The games change every week. One minute you can be playing tag, the next a game called capture the flag. Last summer, we even did a slip and slide. It isn’t really about winning, rather the joy of doing it. If you lose a game, there’s no time to dwell because you’re too caught up thinking about the next one. I think of it as a state of mindful flow because, in that moment, when a ball is flying at you, nothing else matters and you’re able to shake off whatever energy you’ve brought into the session – it’s all about the now. And that’s a form of nostalgia I never want to give up.”
Play of choice: Animal Crossing
Emily Powell, 27, London
“They say that hunter gatherers are the happiest people on the planet because they have one task to fulfil a day and, trust me, it’s true. I know because there’s a virtual world where I do exactly that. On Animal Crossing, I spend my time blissfully meandering, collecting shells, harvesting trees and chatting to my landlord, who also happens to be a very cute raccoon.

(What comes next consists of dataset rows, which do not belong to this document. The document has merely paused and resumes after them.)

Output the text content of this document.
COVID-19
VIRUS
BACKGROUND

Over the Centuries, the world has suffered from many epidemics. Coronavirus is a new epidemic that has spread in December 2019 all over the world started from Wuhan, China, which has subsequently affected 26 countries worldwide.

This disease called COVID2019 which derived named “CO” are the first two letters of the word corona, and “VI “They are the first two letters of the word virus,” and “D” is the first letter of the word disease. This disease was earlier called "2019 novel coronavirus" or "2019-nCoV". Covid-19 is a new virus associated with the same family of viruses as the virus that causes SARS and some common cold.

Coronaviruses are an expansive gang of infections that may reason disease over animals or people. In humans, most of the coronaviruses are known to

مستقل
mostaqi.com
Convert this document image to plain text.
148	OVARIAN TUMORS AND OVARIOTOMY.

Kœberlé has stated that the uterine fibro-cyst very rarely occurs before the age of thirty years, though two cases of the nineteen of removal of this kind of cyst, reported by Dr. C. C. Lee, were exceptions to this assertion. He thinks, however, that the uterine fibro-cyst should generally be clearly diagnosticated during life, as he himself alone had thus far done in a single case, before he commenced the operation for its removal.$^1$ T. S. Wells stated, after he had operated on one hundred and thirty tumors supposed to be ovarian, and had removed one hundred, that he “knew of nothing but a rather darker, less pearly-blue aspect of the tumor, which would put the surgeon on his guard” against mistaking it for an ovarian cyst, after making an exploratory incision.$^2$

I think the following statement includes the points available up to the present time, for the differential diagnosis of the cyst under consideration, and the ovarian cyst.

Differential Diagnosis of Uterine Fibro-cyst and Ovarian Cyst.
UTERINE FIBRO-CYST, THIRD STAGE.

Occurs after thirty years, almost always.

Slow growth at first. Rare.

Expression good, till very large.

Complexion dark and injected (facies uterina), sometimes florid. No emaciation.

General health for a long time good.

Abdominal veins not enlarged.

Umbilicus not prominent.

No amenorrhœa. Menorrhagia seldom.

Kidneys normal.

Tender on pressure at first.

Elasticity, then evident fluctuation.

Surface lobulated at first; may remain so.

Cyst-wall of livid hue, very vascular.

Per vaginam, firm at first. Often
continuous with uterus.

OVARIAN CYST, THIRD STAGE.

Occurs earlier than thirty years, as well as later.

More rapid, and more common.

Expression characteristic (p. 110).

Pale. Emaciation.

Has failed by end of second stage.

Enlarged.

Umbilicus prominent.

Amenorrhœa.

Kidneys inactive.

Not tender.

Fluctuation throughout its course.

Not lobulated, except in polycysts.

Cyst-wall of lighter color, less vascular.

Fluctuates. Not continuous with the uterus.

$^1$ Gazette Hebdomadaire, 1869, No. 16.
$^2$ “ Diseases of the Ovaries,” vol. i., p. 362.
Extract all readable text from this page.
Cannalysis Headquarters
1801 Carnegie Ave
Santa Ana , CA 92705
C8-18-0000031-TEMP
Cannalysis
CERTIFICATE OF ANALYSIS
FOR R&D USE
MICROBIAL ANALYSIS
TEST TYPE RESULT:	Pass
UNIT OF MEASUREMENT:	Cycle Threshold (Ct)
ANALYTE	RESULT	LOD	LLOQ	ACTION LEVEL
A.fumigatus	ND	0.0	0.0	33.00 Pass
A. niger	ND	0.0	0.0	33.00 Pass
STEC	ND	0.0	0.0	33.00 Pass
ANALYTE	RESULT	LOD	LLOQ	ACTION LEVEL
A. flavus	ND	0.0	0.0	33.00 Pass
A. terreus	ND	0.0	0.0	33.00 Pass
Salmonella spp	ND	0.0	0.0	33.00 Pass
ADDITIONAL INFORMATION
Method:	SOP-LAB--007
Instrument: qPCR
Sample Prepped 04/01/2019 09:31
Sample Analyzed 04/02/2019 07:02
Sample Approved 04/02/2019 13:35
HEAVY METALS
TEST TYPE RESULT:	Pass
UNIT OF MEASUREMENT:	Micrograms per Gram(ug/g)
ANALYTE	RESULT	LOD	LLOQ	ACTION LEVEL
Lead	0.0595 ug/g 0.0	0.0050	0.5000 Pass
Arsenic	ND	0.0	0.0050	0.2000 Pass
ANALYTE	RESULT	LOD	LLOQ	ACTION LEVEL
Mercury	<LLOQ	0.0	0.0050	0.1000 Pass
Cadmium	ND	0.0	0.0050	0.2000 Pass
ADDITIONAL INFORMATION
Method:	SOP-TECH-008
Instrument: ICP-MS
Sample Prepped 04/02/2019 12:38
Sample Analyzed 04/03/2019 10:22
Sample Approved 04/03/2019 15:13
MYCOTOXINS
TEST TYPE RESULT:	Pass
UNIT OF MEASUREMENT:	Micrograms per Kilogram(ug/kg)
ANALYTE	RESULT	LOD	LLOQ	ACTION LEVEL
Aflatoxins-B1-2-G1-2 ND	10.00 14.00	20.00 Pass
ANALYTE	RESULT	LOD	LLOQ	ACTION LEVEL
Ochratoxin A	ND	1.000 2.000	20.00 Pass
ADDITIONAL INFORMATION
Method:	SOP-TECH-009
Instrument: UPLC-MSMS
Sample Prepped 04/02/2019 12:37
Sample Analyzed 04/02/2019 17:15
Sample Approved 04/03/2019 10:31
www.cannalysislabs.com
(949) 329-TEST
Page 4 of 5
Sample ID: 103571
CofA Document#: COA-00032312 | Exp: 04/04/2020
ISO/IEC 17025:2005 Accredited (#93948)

Gaming was a big part of my childhood. I have visceral memories of hanging out with my brother in our parent’s house in Wales – him 10, me 13 – playing Animal Crossing and being super close. It wasn’t until we were separated because of the pandemic, and I had no idea when I would see him again, that I felt pulled back to that time, and I wanted to relive it. My boyfriend at the time had a Nintendo Switch and I quickly downloaded the game. Soon, I was in a world where life was much, much simpler and it seemed everyone else was enjoying this escapism, too. A bunch of my colleagues and I began sneaking end-of-day meetings in the diary to visit each other’s islands like naughty children. I still play it after a stressful day, and as something that transports me back to my childhood, why wouldn’t I indulge?”